Matt Simon 06.11.2018 Lesezeit 8 Min

Am besten ließe sich der Klimawandel bekämpfen, wenn die Menschheit weniger CO2 in die Luft bläst. Doch das tut sie bisher nicht entschlossen genug. Also müssen – zusätzlich – andere Lösungen her. Diskutiert wird immer wieder, CO2 aus der Luft abzuscheiden und in der Erde zu speichern. Das ist technisch zwar möglich, bringt aber eine Reihe von Problemen mit sich.

Auf dem Papier klingt die CO2-Abscheidung wie ein ziemlich naheliegender und einfacher Vorschlag: Man nehme den Kohlenstoff, den wir in Form von Kohle und Öl aus der Erde herausgeholt und dann in die Atmosphäre geblasen haben – und ziehe ihn wieder aus der Atmosphäre heraus, um ihn zurück in die Erde zu pumpen! Es wäre fast so, als würde man die industrielle Revolution mal eben rückgängig machen. Doch ganz so simpel ist es in der Praxis leider nicht. Zwar können Wissenschaftler tatsächlich CO2 aus der Luft ziehen. Doch das Verfahren ist teuer, nicht sehr effizient und moralisch umstritten.

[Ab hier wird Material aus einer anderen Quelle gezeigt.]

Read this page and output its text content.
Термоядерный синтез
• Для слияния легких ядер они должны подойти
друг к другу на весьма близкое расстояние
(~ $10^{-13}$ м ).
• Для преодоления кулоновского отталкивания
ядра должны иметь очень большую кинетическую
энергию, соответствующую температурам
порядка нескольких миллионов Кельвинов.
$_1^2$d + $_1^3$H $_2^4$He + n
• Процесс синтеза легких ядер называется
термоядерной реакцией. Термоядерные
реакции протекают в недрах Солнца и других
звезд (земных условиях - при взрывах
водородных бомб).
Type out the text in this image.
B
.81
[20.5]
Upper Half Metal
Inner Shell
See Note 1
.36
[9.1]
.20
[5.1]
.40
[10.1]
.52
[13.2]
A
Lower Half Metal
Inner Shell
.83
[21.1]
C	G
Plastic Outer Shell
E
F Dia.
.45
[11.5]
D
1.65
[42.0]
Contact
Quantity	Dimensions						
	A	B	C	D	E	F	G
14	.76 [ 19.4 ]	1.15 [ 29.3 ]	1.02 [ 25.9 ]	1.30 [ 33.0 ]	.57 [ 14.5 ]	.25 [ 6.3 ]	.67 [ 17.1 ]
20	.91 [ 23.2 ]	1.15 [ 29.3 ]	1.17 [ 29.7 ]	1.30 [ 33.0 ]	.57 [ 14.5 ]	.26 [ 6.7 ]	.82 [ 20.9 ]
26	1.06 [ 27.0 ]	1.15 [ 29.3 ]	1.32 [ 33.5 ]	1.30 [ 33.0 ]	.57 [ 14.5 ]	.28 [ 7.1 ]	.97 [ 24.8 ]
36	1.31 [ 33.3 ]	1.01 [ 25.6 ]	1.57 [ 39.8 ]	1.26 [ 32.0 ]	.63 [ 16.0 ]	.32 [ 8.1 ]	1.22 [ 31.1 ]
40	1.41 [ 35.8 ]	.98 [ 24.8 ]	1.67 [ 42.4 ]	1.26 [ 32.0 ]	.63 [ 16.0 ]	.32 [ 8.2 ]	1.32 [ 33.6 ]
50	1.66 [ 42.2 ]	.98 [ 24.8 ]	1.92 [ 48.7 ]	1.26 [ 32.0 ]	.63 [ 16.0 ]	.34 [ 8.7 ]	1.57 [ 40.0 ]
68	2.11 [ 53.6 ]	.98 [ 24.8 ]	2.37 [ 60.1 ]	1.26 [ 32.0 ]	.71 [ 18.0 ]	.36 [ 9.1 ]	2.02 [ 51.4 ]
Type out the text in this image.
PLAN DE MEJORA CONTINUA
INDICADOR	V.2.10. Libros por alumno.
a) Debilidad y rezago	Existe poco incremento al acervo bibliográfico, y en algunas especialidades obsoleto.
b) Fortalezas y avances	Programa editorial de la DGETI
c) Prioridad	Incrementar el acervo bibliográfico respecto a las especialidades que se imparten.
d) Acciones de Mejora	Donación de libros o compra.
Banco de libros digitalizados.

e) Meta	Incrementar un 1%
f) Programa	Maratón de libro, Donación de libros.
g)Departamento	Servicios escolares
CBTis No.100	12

Die National Academies of Sciences, Engineering, and Medicine – also mehrere US-amerikanische Wissenschaftsakademien – haben nun für einen umfangreichen Bericht verschiedene negative Emissionstechnologien, kurz NETs, untersucht. Erfreulicherweise fanden die Autoren heraus, dass einige Strategien zur Wiederaufnahme von CO2, zum Beispiel durch die Wiederaufforstung von Wäldern, effektiv und relativ einfach sind. Wird genug Geld in die Forschung investiert, könnten auch High-Tech-Optionen, wie das Filtern von CO2 aus der Luft und die Speicherung unter Tage, einen großen Beitrag zur Reduzierung der Emissionen leisten.

Allerdings gibt es mit diesen technisch anspruchsvollen Vorschlägen (mindestens) ein Problem: Wer soll für die Kohlenstoffdioxid-Entsorgung unter Tage bezahlen? Und wenn niemand bezahlt, warum sollte jemand in die Entwicklung der Technologien investieren? Und wenn niemand entwickelt, wie soll dann Konkurrenz entstehen, die zu niedrigeren Preisen führt?

Sich nur auf Technologie zu verlassen, ist riskant

Obwohl sie manchmal als potentiell wirkungsvollste Methode im Kampf gegen den Klimawandel angesehen werden, sind NETs umstritten – und das nicht nur wegen der ungeklärten Finanzierungsfrage. Einige Forscher warnen davor, sich zu sehr auf Technologien zu verlassen. Denn funktionieren sie nicht, werden wir in noch größeren Schwierigkeiten sein. Außerdem birgt die CO2-Abscheidung und -Speicherung auch ein moralisches Risiko: Wenn Wissenschaftler effiziente und kostengünstige Maschinen entwickeln, um Kohlenstoff aus der Luft zu saugen, werden sich viele Firmen und Menschen entspannen und fröhlich weiter emittieren. Doch die Temperaturen steigen – und die Treibhausgasemissionen müssen schnell reduziert werden. Die negativen Emissionstechnologien alleine können das nicht leisten.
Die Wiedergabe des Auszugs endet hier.